Students and staff members were invited to help put finishing touches on the mural.

Next to her is the Virgin Mary with the Christ child. A symbol for Mother Earth – a source of life – Mary’s figure is also shaped like a tipi in this mural, which is symbolic of her being the sacred home of Jesus. The mural also features several circles. The circle plays a role in many Native American beliefs and traditions. The circle of the Medicine Wheel, held by the Christ child, represents the continuous pattern of life and death, the path of the sun and moon, the shape of a family home (the tipi) and other significant pieces of Lakota culture.

Nicholas Black Elk stands on the right.  Recently, Black Elk was nominated for the canonization process for sainthood. He often melded his Lakota culture with his Christian faith, which he taught to many. Mounted on the pipe in his hands rests a buffalo, which is a symbolic figure to Christ because it gave everything of itself to Native people. The three feathers represent the Holy Trinity.

“As you can see, there are a collection of small, almost hidden, elements that work together to bring a lot of meaning to this mural if you look closely,” said Br. Mickey.

A St. Joseph’s student helps paint a part of the mural, which is located in the campus health center.

And a close look is something many St. Joseph’s students and staff are doing as they walk by. You can’t help but stop to take it all in.

Clare, St. Joseph’s Mission Integration Director, was one such person. She helped coordinate the mural project between Br. Mickey and St. Joseph’s.

“It’s very beautiful, isn’t it?” she said.

It’s true. The once overlooked space, is now truly beautiful.

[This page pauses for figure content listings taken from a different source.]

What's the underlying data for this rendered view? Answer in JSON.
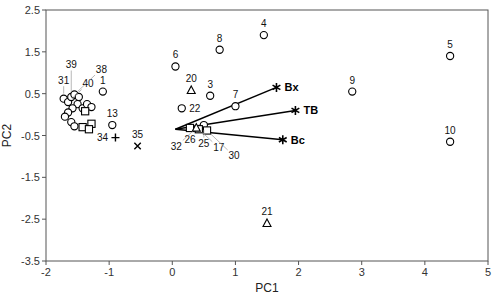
{
  "chart_data": {
    "type": "scatter",
    "xlabel": "PC1",
    "ylabel": "PC2",
    "xlim": [
      -2,
      5
    ],
    "ylim": [
      -3.5,
      2.5
    ],
    "xticks": [
      -2,
      -1,
      0,
      1,
      2,
      3,
      4,
      5
    ],
    "yticks": [
      -3.5,
      -2.5,
      -1.5,
      -0.5,
      0.5,
      1.5,
      2.5
    ],
    "series": [
      {
        "marker": "circle",
        "x": [
          -1.1,
          0.6,
          1.45,
          4.4,
          0.05,
          1.0,
          0.75,
          2.85,
          4.4,
          -0.95,
          0.15,
          0.5
        ],
        "y": [
          0.55,
          0.45,
          1.9,
          1.4,
          1.15,
          0.2,
          1.55,
          0.55,
          -0.65,
          -0.25,
          0.15,
          -0.25
        ],
        "labels": [
          "1",
          "3",
          "4",
          "5",
          "6",
          "7",
          "8",
          "9",
          "10",
          "13",
          "22",
          "25"
        ]
      },
      {
        "marker": "circle",
        "x": [
          -1.72,
          -1.65,
          -1.6,
          -1.55,
          -1.48,
          -1.5,
          -1.58,
          -1.65,
          -1.7,
          -1.6,
          -1.55,
          -1.42,
          -1.35,
          -1.28
        ],
        "y": [
          0.38,
          0.3,
          0.42,
          0.48,
          0.42,
          0.25,
          0.15,
          0.05,
          -0.05,
          -0.18,
          -0.28,
          0.15,
          0.25,
          0.18
        ],
        "labels": [
          "31",
          "40",
          "39",
          "38",
          null,
          null,
          null,
          null,
          null,
          null,
          null,
          null,
          null,
          null
        ]
      },
      {
        "marker": "square",
        "x": [
          0.28,
          0.42,
          0.55
        ],
        "y": [
          -0.32,
          -0.35,
          -0.38
        ],
        "labels": [
          "26",
          "17",
          "30"
        ]
      },
      {
        "marker": "square",
        "x": [
          -1.38,
          -1.28,
          -1.42,
          -1.32
        ],
        "y": [
          0.08,
          -0.22,
          -0.3,
          -0.35
        ]
      },
      {
        "marker": "triangle",
        "x": [
          0.3,
          1.5,
          0.38
        ],
        "y": [
          0.58,
          -2.6,
          -0.32
        ],
        "labels": [
          "20",
          "21",
          "32"
        ]
      },
      {
        "marker": "plus",
        "x": [
          -0.9
        ],
        "y": [
          -0.55
        ],
        "labels": [
          "34"
        ]
      },
      {
        "marker": "x",
        "x": [
          -0.55
        ],
        "y": [
          -0.75
        ],
        "labels": [
          "35"
        ]
      },
      {
        "type": "vector",
        "marker": "asterisk",
        "origin_x": 0.05,
        "origin_y": -0.35,
        "x": [
          1.65,
          1.95,
          1.75
        ],
        "y": [
          0.65,
          0.1,
          -0.6
        ],
        "labels": [
          "Bx",
          "TB",
          "Bc"
        ]
      }
    ]
  }
}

Pilamayathank you – to Br. Mickey McGrath for painting this beautiful mural for St. Joseph’s Indian School and for donor support that makes projects like this possible!

Author: St. Joseph's Indian School

At St. Joseph's Indian School, our privately-funded programs for Lakota (Sioux) children in need have evolved over 90 years of family partnership, experience and education. Because of generous friends who share tax-deductible donations, Native American youth receive a safe, stable home life; individual counseling and guidance; carefully planned curriculum based on Lakota culture and individual student needs and tools to help build confidence, boost self-esteem and improve cultural awareness. All of this helps children to live a bright, productive, possibility-filled future.

8 thoughts on “From Blank to Beautiful – Mural Livens Health Center Waiting Room”

  1. A very beautiful painting 🙂 It was really well done, and has a lot of scared meanings to it and symbols, they did such a fantastic job!

  2. My wife, Anne, has been a contributor to St. Joseph’s for a long time, and we also have the honor of knowing Brother Mickey, OSFS through our parish and my university. We followed his story on this work via his emails. I am very happy that you found each other. Perhaps, this Summer, Anne and I will have the opportunity to visit your school so that we will also have the honor of getting the know some of the students and staff on a first name basis as well. Thank you and Brother Mickey for sharing this work with all of us!

  3. SO BEAUTIFUL. Have you every thought about using that on material. For example a blanket or a bag. Or just making smaller painting. I would definitely buy it if you do decided to. It’s breathtaking, just so beautiful. God bless you Brother.

    1. That’s a wonderful idea! The mural is new, so ideas like that have not been explored yet, but we will pass that on!